Der so zustande gekommene Unterlassungsvertrag zwischen dem Abgemahnten und dem Rechteinhaber ist nämlich ein Dauerschuldverhältnis wie z. B. ein Mietvertrag und unterliegt daher keinerlei Verjährung oder zeitlichen Beschränkung. Oder haben Sie schon einmal gehört, dass jemand nach 30 Jahren aus seiner Wohnung ausziehen musste, weil der Mietvertrag verjährt war? Dieses Beispiel macht deutlich, wie unsinnig die These mit der 30jährigen Verjährung ist.

Der Abgemahnte hat sich daher mit Abgabe der Unterlassungserklärung lebenslang gebunden und der Gefahr von Vertragsstrafen ausgesetzt.

Anwaltskosten

Für die Abmahnkosten gilt die regelmäßige Verjährungsfrist von 3 Jahren zum Jahresende. Diese Frist beginnt jedoch erst mit dem Schluss des Jahres, in dem der Rechteinhaber von der Urheberrechtsverletzung und der Person des Schuldners Kenntnis hat.

Die Verjährungsfrist beginnt somit nicht, bevor der Internetprovider die Anschlussdaten an den Rechteinhaber oder dessen Anwälte übermittelt hat.

Hat der Verstoß z. B. im Jahr 2012 stattgefunden, die Abmahnung kam jedoch erst im Jahr 2013, so kommt es immer darauf an, wann der Gläubiger Kenntnis erlangt hat. Nur bei Kenntnis der Umstände und des Störers oder Täters im Jahr 2012 wäre die Sache Ende 2015 verjährt.

Schadenersatz und Aufwendungsersatz

Für diese Ansprüche gilt nach ganz herrschender Rechtsansicht eine 10-jährige Verjährungsfrist gem. §§ 102 S. 2 UrhG, 852 BGB. Für den Fristbeginn und das Fristende gilt das oben ausgeführte.

Allerdings ist es nach dem Bear Share-Urteil des Bundesgerichtshofes schwer, den Schadenersatz gerichtlich geltend zu machen, da diesen nur der Täter selbst schuldet. Viele Amtsgerichte sind dazu übergegangen, bereits die Tatsache, dass weitere Personen den Anschluss nutzen, zum Entfall der Schadenersatzpflicht ausreichen zu lassen. Mit einer Klage nur auf Schadenersatz wird daher nach Ablauf der obigen 3-jährigen Verjährungsfrist kaum zu rechnen sein.

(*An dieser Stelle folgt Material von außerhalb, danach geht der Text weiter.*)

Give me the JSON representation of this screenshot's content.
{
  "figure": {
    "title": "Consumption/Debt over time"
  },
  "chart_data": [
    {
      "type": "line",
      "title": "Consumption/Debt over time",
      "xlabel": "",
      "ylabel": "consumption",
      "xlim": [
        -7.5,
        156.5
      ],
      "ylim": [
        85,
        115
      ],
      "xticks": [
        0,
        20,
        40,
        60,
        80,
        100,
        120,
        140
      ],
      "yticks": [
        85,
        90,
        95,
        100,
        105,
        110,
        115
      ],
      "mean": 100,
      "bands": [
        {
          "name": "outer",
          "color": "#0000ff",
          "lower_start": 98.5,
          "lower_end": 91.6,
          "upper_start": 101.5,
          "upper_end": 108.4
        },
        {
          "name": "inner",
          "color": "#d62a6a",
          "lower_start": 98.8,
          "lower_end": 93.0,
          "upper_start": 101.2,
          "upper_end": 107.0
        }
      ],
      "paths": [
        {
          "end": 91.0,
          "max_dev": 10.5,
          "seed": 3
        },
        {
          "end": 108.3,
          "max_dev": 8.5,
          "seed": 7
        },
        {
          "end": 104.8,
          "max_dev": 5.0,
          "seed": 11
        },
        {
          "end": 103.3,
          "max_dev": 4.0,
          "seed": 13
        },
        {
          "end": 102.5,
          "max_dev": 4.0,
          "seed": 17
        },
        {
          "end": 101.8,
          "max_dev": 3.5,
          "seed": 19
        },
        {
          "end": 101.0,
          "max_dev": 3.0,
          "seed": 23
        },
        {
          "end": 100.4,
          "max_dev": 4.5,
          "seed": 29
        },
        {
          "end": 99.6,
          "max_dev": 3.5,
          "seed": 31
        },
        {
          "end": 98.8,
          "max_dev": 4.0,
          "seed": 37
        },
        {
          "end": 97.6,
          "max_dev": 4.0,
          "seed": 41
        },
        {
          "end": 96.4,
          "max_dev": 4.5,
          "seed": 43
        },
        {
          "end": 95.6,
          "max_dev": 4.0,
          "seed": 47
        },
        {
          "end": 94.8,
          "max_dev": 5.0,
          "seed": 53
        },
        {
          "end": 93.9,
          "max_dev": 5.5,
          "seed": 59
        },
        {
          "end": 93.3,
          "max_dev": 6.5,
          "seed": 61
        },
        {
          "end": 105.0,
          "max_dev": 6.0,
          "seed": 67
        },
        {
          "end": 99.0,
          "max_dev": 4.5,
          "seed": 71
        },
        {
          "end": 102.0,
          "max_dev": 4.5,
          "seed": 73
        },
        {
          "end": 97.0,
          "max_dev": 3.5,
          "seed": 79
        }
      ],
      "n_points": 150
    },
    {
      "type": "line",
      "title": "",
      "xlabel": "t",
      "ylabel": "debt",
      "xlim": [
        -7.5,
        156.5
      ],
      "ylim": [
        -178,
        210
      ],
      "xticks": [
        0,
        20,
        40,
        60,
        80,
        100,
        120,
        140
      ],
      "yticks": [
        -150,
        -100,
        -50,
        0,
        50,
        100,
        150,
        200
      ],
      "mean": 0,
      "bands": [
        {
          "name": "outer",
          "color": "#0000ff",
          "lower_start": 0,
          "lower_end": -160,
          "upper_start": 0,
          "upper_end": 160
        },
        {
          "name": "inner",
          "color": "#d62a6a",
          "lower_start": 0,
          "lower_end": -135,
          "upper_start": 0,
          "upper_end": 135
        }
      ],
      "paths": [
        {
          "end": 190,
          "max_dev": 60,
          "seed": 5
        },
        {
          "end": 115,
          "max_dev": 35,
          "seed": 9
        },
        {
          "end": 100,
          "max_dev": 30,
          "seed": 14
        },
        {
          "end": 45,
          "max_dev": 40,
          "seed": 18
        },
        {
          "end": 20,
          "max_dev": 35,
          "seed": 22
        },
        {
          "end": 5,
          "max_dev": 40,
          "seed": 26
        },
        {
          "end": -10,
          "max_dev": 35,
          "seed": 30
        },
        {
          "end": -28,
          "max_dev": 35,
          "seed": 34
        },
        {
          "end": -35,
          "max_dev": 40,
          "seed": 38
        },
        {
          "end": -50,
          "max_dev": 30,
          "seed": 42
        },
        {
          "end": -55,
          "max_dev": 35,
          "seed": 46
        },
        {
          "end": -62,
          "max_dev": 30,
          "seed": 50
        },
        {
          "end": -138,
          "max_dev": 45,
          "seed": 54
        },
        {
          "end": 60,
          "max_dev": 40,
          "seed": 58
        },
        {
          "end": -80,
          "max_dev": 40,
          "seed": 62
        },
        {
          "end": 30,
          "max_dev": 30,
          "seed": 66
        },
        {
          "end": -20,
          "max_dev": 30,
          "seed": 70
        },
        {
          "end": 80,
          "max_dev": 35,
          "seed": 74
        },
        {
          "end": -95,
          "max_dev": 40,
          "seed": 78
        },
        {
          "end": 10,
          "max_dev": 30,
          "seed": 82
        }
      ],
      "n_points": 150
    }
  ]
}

Mahnbescheid, Klage und Verjährung

Wird ein Mahnbescheid beantragt und zugestellt, so hemmt (verlängert) dieser die Verjährung um mindestens 6 Monate. Wird er vor Jahreswechsel beantragt und danach rechtzeitig (manchmal auch erst im neuen Jahr) zugestellt, so hemmt der Mahnbescheid die Verjährung um 6 Monate. Die Restlaufzeit bis zum Verjährungsende wird hinten angehängt, wenn die 6 Monate abgelaufen sind. Zudem gibt es verschiedene Handlungen des Gerichts oder des Gläubigers (z. B. Einzahlung der weiteren Gerichtskosten), welche die Hemmung erneut in Gang setzen. Erhält man Ende 2015 oder Anfang 2016 einen Mahnbescheid, so kann man nicht davon ausgehen, dass die Ansprüche mit Ablauf des 30.06.2016 verjährt sind.

Die hemmende Wirkung tritt allerdings nur ein, wenn die im Mahnbescheid geltend gemachten Ansprüche hinreichend individualisiert worden sind. Der Schuldner muss erkennen können, welcher Anspruch gegen ihn geltend gemacht wird. Die Angabe „Schadensersatz aus Unfall/Vorfall vom xxx“ genügt diesen Anforderungen nach Ansicht mancher Gerichte nicht. Die Kosten müssen konkret in Anwaltskosten und Schadensersatz aufgeschlüsselt werden.